Later in his Air Force career, the entire family moved from Massachusetts to Turkey. They explored and camped in the Middle East via a Volkswagen bus. Afterward, he worked at the White House Communications Agency under President Nixon, where he was recognized with several awards for his service. He later served as the director of Space and Satellite Communications Systems until he retired and joined the public sector. In retirement, he continued traveling with Ila to places like China and Mexico and to visit their beloved children and grandchildren. When he was home in Kaysville, Utah, he maintained the condo pool, which was a cherished gathering space for his family for many years.
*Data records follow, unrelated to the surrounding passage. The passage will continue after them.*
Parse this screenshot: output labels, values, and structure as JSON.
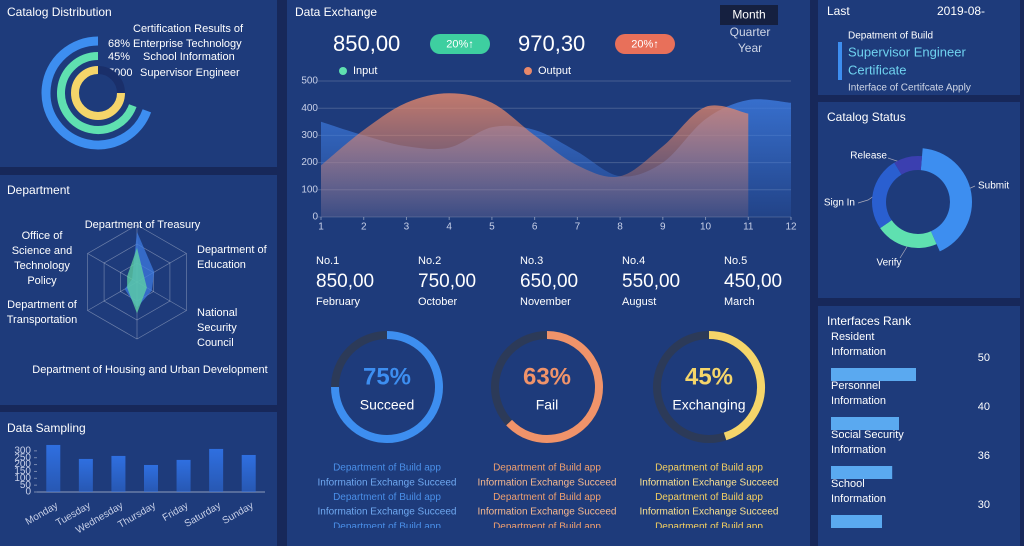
{
  "catalog_distribution": {
    "title": "Catalog Distribution",
    "items": [
      {
        "value": "68%",
        "label": "Certification Results of Enterprise Technology"
      },
      {
        "value": "45%",
        "label": "School Information"
      },
      {
        "value": "7000",
        "label": "Supervisor Engineer"
      }
    ]
  },
  "department": {
    "title": "Department"
  },
  "exchange": {
    "summary": [
      {
        "value": "850,00",
        "change": "20%↑"
      },
      {
        "value": "970,30",
        "change": "20%↑"
      }
    ],
    "periods": [
      "Month",
      "Quarter",
      "Year"
    ],
    "ranking": [
      {
        "rank": "No.1",
        "value": "850,00",
        "month": "February"
      },
      {
        "rank": "No.2",
        "value": "750,00",
        "month": "October"
      },
      {
        "rank": "No.3",
        "value": "650,00",
        "month": "November"
      },
      {
        "rank": "No.4",
        "value": "550,00",
        "month": "August"
      },
      {
        "rank": "No.5",
        "value": "450,00",
        "month": "March"
      }
    ],
    "lists": [
      [
        "Department of Build app",
        "Information Exchange Succeed",
        "Department of Build app",
        "Information Exchange Succeed",
        "Department of Build app"
      ],
      [
        "Department of Build app",
        "Information Exchange Succeed",
        "Department of Build app",
        "Information Exchange Succeed",
        "Department of Build app"
      ],
      [
        "Department of Build app",
        "Information Exchange Succeed",
        "Department of Build app",
        "Information Exchange Succeed",
        "Department of Build app"
      ]
    ]
  },
  "info": {
    "last": "Last",
    "date": "2019-08-",
    "department": "Depatment of Build",
    "role": "Supervisor Engineer",
    "document": "Certificate",
    "interface": "Interface of Certifcate Apply"
  },
  "chart_data": [
    {
      "type": "radar",
      "categories": [
        "Department of Treasury",
        "Department of Education",
        "National Security Council",
        "Department of Housing and Urban Development",
        "Department of Transportation",
        "Office of Science and Technology Policy"
      ],
      "ylim": [
        0,
        100
      ],
      "series": [
        {
          "color": "#3d7be0",
          "values": [
            88,
            35,
            30,
            45,
            25,
            10
          ]
        },
        {
          "color": "#5fd6a4",
          "values": [
            60,
            15,
            20,
            55,
            20,
            20
          ]
        }
      ]
    },
    {
      "type": "bar",
      "title": "Data Sampling",
      "categories": [
        "Monday",
        "Tuesday",
        "Wednesday",
        "Thursday",
        "Friday",
        "Saturday",
        "Sunday"
      ],
      "values": [
        343,
        241,
        263,
        197,
        234,
        314,
        270
      ],
      "color": "#2f6fe0",
      "ylim": [
        0,
        350
      ],
      "yticks": [
        0,
        50,
        100,
        150,
        200,
        250,
        300
      ]
    },
    {
      "type": "area",
      "title": "Data Exchange",
      "x": [
        1,
        2,
        3,
        4,
        5,
        6,
        7,
        8,
        9,
        10,
        11,
        12
      ],
      "xlim": [
        1,
        12
      ],
      "xticks": [
        1,
        2,
        3,
        4,
        5,
        6,
        7,
        8,
        9,
        10,
        11,
        12
      ],
      "ylim": [
        0,
        500
      ],
      "yticks": [
        0,
        100,
        200,
        300,
        400,
        500
      ],
      "grid": true,
      "series": [
        {
          "name": "Input",
          "color": "#3d7be0",
          "values": [
            350,
            300,
            260,
            255,
            330,
            320,
            240,
            150,
            200,
            360,
            430,
            420
          ]
        },
        {
          "name": "Output",
          "color": "#e8886a",
          "values": [
            190,
            320,
            420,
            455,
            420,
            300,
            190,
            150,
            260,
            405,
            380,
            null
          ]
        }
      ]
    },
    {
      "type": "gauge",
      "categories": [
        "Succeed",
        "Fail",
        "Exchanging"
      ],
      "values": [
        75,
        63,
        45
      ],
      "value_labels": [
        "75%",
        "63%",
        "45%"
      ],
      "colors": [
        "#3d8ef0",
        "#f0936a",
        "#f5d56a"
      ]
    },
    {
      "type": "donut",
      "title": "Catalog Status",
      "categories": [
        "Submit",
        "Verify",
        "Sign In",
        "Release"
      ],
      "values": [
        42,
        22,
        26,
        10
      ],
      "colors": [
        "#3d8ef0",
        "#5fe0b0",
        "#2a5fd0",
        "#3b3fb0"
      ]
    },
    {
      "type": "hbar",
      "title": "Interfaces Rank",
      "categories": [
        "Resident Information",
        "Personnel Information",
        "Social Security Information",
        "School Information"
      ],
      "values": [
        50,
        40,
        36,
        30
      ],
      "color": "#5aa9f0"
    }
  ]
}
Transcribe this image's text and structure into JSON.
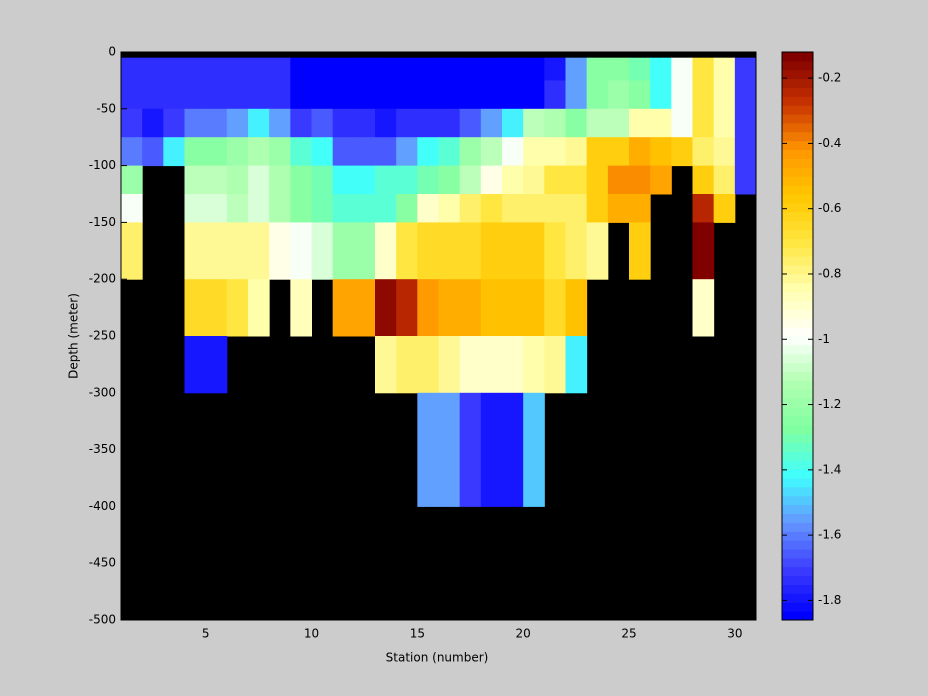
{
  "chart_data": {
    "type": "heatmap",
    "xlabel": "Station (number)",
    "ylabel": "Depth (meter)",
    "x_edges": [
      1,
      2,
      3,
      4,
      5,
      6,
      7,
      8,
      9,
      10,
      11,
      12,
      13,
      14,
      15,
      16,
      17,
      18,
      19,
      20,
      21,
      22,
      23,
      24,
      25,
      26,
      27,
      28,
      29,
      30,
      31
    ],
    "y_edges": [
      -5,
      -25,
      -50,
      -75,
      -100,
      -125,
      -150,
      -200,
      -250,
      -300,
      -400,
      -500
    ],
    "values": [
      [
        -1.75,
        -1.75,
        -1.75,
        -1.75,
        -1.75,
        -1.75,
        -1.75,
        -1.75,
        -1.84,
        -1.84,
        -1.84,
        -1.84,
        -1.84,
        -1.84,
        -1.84,
        -1.84,
        -1.84,
        -1.84,
        -1.84,
        -1.84,
        -1.8,
        -1.55,
        -1.25,
        -1.25,
        -1.3,
        -1.4,
        -1.0,
        -0.7,
        -0.85,
        -1.7
      ],
      [
        -1.75,
        -1.75,
        -1.75,
        -1.75,
        -1.75,
        -1.75,
        -1.75,
        -1.75,
        -1.84,
        -1.84,
        -1.84,
        -1.84,
        -1.84,
        -1.84,
        -1.84,
        -1.84,
        -1.84,
        -1.84,
        -1.84,
        -1.84,
        -1.75,
        -1.55,
        -1.25,
        -1.2,
        -1.25,
        -1.4,
        -1.0,
        -0.7,
        -0.85,
        -1.7
      ],
      [
        -1.7,
        -1.8,
        -1.7,
        -1.6,
        -1.6,
        -1.55,
        -1.45,
        -1.55,
        -1.7,
        -1.65,
        -1.75,
        -1.75,
        -1.8,
        -1.75,
        -1.75,
        -1.75,
        -1.65,
        -1.55,
        -1.45,
        -1.1,
        -1.15,
        -1.25,
        -1.1,
        -1.1,
        -0.85,
        -0.85,
        -1.0,
        -0.7,
        -0.85,
        -1.7
      ],
      [
        -1.6,
        -1.65,
        -1.45,
        -1.25,
        -1.25,
        -1.2,
        -1.15,
        -1.2,
        -1.35,
        -1.4,
        -1.65,
        -1.65,
        -1.65,
        -1.55,
        -1.4,
        -1.35,
        -1.2,
        -1.1,
        -1.0,
        -0.85,
        -0.85,
        -0.8,
        -0.6,
        -0.6,
        -0.5,
        -0.55,
        -0.6,
        -0.75,
        -0.8,
        -1.7
      ],
      [
        -1.2,
        null,
        null,
        -1.1,
        -1.1,
        -1.15,
        -1.05,
        -1.15,
        -1.25,
        -1.3,
        -1.4,
        -1.4,
        -1.35,
        -1.35,
        -1.3,
        -1.25,
        -1.1,
        -0.95,
        -0.85,
        -0.8,
        -0.7,
        -0.7,
        -0.6,
        -0.4,
        -0.4,
        -0.45,
        null,
        -0.6,
        -0.75,
        -1.7
      ],
      [
        -1.0,
        null,
        null,
        -1.05,
        -1.05,
        -1.1,
        -1.05,
        -1.15,
        -1.25,
        -1.3,
        -1.35,
        -1.35,
        -1.35,
        -1.25,
        -0.9,
        -0.85,
        -0.75,
        -0.7,
        -0.75,
        -0.75,
        -0.75,
        -0.75,
        -0.6,
        -0.5,
        -0.5,
        null,
        null,
        -0.25,
        -0.6,
        null
      ],
      [
        -0.75,
        null,
        null,
        -0.8,
        -0.8,
        -0.8,
        -0.8,
        -0.95,
        -1.0,
        -1.05,
        -1.2,
        -1.2,
        -0.9,
        -0.7,
        -0.65,
        -0.65,
        -0.65,
        -0.6,
        -0.6,
        -0.6,
        -0.7,
        -0.75,
        -0.8,
        null,
        -0.6,
        null,
        null,
        -0.12,
        null,
        null
      ],
      [
        null,
        null,
        null,
        -0.65,
        -0.65,
        -0.7,
        -0.85,
        null,
        -0.88,
        null,
        -0.45,
        -0.45,
        -0.15,
        -0.25,
        -0.42,
        -0.5,
        -0.5,
        -0.55,
        -0.55,
        -0.55,
        -0.65,
        -0.55,
        null,
        null,
        null,
        null,
        null,
        -0.9,
        null,
        null
      ],
      [
        null,
        null,
        null,
        -1.8,
        -1.8,
        null,
        null,
        null,
        null,
        null,
        null,
        null,
        -0.8,
        -0.75,
        -0.75,
        -0.8,
        -0.9,
        -0.9,
        -0.9,
        -0.85,
        -0.8,
        -1.45,
        null,
        null,
        null,
        null,
        null,
        null,
        null,
        null
      ],
      [
        null,
        null,
        null,
        null,
        null,
        null,
        null,
        null,
        null,
        null,
        null,
        null,
        null,
        null,
        -1.55,
        -1.55,
        -1.7,
        -1.8,
        -1.8,
        -1.5,
        null,
        null,
        null,
        null,
        null,
        null,
        null,
        null,
        null,
        null
      ],
      [
        null,
        null,
        null,
        null,
        null,
        null,
        null,
        null,
        null,
        null,
        null,
        null,
        null,
        null,
        null,
        null,
        null,
        null,
        null,
        null,
        null,
        null,
        null,
        null,
        null,
        null,
        null,
        null,
        null,
        null
      ]
    ],
    "xlim": [
      1,
      31
    ],
    "ylim": [
      -500,
      0
    ],
    "xticks": [
      5,
      10,
      15,
      20,
      25,
      30
    ],
    "yticks": [
      0,
      -50,
      -100,
      -150,
      -200,
      -250,
      -300,
      -350,
      -400,
      -450,
      -500
    ],
    "clim": [
      -1.86,
      -0.12
    ],
    "cticks": [
      -1.8,
      -1.6,
      -1.4,
      -1.2,
      -1,
      -0.8,
      -0.6,
      -0.4,
      -0.2
    ],
    "colormap": [
      "#0000ff",
      "#3c3cff",
      "#6496ff",
      "#40ffff",
      "#80ffa0",
      "#b0ffb0",
      "#ffffff",
      "#ffffb0",
      "#ffe640",
      "#ffc800",
      "#ff9600",
      "#c83200",
      "#800000"
    ],
    "levels": 64,
    "background": "#000000"
  }
}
Don had a strong testimony of The Church of Jesus Christ of Latter-Day Saints, which gave him hope of seeing his wife Ila again after she passed in 2014. He often spoke of Ila and other family members who had passed paying him spiritual visits in his final years. He missed them very much. He outlived most of his older family members, which surprised him. He often said “I don’t know how I lived to be this old—I just did.” His children, grandchildren, and great-grandchildren were grateful for his long life. Don was an anchor and a comfort to his family up until the very end. He was always generous with support and reassurance, and everyone who knew him benefited from his stalwart soul and tender heart.
Don leaves behind Barry Gillespie (Nancy) in Kaysville, Utah; Nicole Tippetts (Zach) in Orem, Utah; Rex Gillespie (Lorna) in Layton, Utah; and Jada Peterson (Todd) in East Bethel, Minnesota. He is also survived by 13 grandchildren and 4 great-grandchildren.
The viewing will be held on Wednesday, May 25 from 6:00–8:00 p.m. at the Russon Mortuary located at 1941 North Main Street, Farmington, Utah. There will be another viewing on Thursday, May 26 from 9:30–10:30 a.m. followed by the funeral service at 11:00 a.m. at The Church of Jesus Christ of Latter-Day Saints chapel located on 855 East Mutton Hollow Road, Kaysville, Utah.
Interment will be at Kaysville City Cemetery at 1:00 p.m.
For those wishing to attend virtually, the service will be streamed live at 11:00 am on Russon Mortuary and Crematory Facebook Page using the following link: https://www.facebook.com/watch/russonmortuary/
Services will also be streamed under this obituary beginning at 11:00 am on Thursday.